Tonnenweise Munition

Russland hat seine Truppen nie abgezogen, obwohl Moldau darauf besteht, dass sie zusammen mit Munition eines Depots aus der Sowjetzeit, das als das größte in ganz Osteuropa gilt, evakuiert werden.

Hochrangige EU-Vertreter haben versichert, dass der EU-Beitritt Moldaus nicht von der Beilegung des Transnistrienkonflikts abhängig sei. Deshalb haben die moldauischen Behörden dem Szenario eines EU-Beitritts des Landes in „zwei Schritten“ zugestimmt, sollte Transnistrien bis 2030 nicht wieder in den wirtschaftlichen und rechtlichen Raum Moldaus integriert werden können.

Wenn der territoriale Konflikt jedoch weiter ungelöst bleibt, sieht es für Moldau schlecht aus. Denn die europäische Gemeinschaft wird ihre Türen kaum für einen Staat öffnen, der nicht nur soziale und wirtschaftliche Probleme mitbringt, sondern auch ein trojanisches Pferd in Form von Soldaten eines Staates, der einen Krieg auf dem europäischen Kontinent begonnen hat. Die Rede ist hier von der Russischen Föderation.

Derzeit sind rund 1.700 Soldaten, die zwei russischen Militärkontingenten angehören, auf dem Territorium Moldaus stationiert.
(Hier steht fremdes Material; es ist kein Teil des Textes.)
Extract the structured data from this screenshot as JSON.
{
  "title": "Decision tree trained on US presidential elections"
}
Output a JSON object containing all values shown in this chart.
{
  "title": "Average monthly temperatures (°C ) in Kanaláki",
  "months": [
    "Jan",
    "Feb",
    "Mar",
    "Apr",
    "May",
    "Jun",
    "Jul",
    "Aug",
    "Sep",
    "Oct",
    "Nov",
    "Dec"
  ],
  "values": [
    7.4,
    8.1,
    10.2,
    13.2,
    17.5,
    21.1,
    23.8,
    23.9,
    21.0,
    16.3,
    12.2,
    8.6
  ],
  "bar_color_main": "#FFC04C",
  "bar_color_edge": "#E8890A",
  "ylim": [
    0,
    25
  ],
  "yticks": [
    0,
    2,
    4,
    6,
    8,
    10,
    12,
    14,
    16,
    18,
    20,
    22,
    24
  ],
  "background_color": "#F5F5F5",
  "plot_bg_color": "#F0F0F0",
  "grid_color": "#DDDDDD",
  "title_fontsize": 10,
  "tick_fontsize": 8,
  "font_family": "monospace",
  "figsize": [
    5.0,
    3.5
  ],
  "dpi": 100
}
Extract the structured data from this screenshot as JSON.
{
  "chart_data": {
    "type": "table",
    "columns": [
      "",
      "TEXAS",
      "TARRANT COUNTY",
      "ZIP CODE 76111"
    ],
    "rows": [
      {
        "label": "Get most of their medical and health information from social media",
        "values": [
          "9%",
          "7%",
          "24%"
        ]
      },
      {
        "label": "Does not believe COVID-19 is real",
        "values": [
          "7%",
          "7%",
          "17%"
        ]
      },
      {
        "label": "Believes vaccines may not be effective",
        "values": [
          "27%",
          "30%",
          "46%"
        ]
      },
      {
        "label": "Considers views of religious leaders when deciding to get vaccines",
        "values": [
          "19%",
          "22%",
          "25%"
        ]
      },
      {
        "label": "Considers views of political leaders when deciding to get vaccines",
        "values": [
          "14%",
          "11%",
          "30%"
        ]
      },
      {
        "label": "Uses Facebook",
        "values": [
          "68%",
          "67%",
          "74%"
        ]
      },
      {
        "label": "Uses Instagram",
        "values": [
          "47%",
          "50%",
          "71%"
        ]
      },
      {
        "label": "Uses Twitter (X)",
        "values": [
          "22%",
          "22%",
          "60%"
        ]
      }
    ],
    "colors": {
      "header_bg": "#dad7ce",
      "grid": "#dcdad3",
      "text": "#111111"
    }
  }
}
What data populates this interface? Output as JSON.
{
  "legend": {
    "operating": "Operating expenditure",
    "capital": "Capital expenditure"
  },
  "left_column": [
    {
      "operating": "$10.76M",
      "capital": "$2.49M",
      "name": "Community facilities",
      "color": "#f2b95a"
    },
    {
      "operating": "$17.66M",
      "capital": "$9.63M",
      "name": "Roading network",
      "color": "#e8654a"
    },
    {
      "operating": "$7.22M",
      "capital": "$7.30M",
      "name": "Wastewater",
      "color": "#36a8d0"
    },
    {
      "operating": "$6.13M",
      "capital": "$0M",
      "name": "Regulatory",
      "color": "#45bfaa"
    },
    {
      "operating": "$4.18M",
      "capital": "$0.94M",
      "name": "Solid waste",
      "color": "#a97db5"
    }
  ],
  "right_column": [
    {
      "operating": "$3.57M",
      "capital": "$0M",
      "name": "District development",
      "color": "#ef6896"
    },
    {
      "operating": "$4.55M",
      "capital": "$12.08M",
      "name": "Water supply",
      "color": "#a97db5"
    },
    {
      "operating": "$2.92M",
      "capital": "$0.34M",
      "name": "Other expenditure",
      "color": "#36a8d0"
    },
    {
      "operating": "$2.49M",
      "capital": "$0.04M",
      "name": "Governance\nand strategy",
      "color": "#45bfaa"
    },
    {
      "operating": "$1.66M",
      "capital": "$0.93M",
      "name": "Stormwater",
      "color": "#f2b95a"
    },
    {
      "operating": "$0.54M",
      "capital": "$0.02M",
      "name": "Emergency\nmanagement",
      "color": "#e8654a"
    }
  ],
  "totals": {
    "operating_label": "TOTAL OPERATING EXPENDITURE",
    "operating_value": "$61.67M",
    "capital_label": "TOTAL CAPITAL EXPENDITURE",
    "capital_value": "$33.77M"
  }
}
Eins davon, eine operative Einsatzgruppe, ist illegal. Das zweite Kontingent hat einen legalen Status, auch wenn Teile der moldauischen Gesellschaft dies vehement bestreiten: die sogenannten Friedenstruppen. Letztere gehen auf das Jahr 1992 zurück, nachdem ein Waffenstillstandsabkommen zwischen Moldau und Russland geschlossen worden war.

Eine Art Schwebezustand

Die Friedenstruppen verfügen über 15 stationäre Posten, die sich sowohl auf der von Chişinău kontrollierten Seite als auch auf der Seite befinden, die Moldau nicht kontrolliert. Gleichzeitig verläuft die Verwaltungslinie, die die Parteien trennt, nicht genau entlang des Flusses Dnjestr.

Selbst wenn man seiner Fantasie freien Lauf lässt, ist es schwierig, sich eine hypothetische EU-Grenze vorzustellen, die Transnistrien außen vor lässt. Das wäre eine Art Schwebezustand im Hinblick auf die Ukraine, die ebenfalls in die EU strebt. Ich möchte daran glauben, dass vor allem die strategischen Köpfe der Union daran arbeiten, diese Gleichung zu lösen. Sie enthält wirklich viele Unbekannte – einschließlich der Frage, wie Russland sich künftig verhalten wird.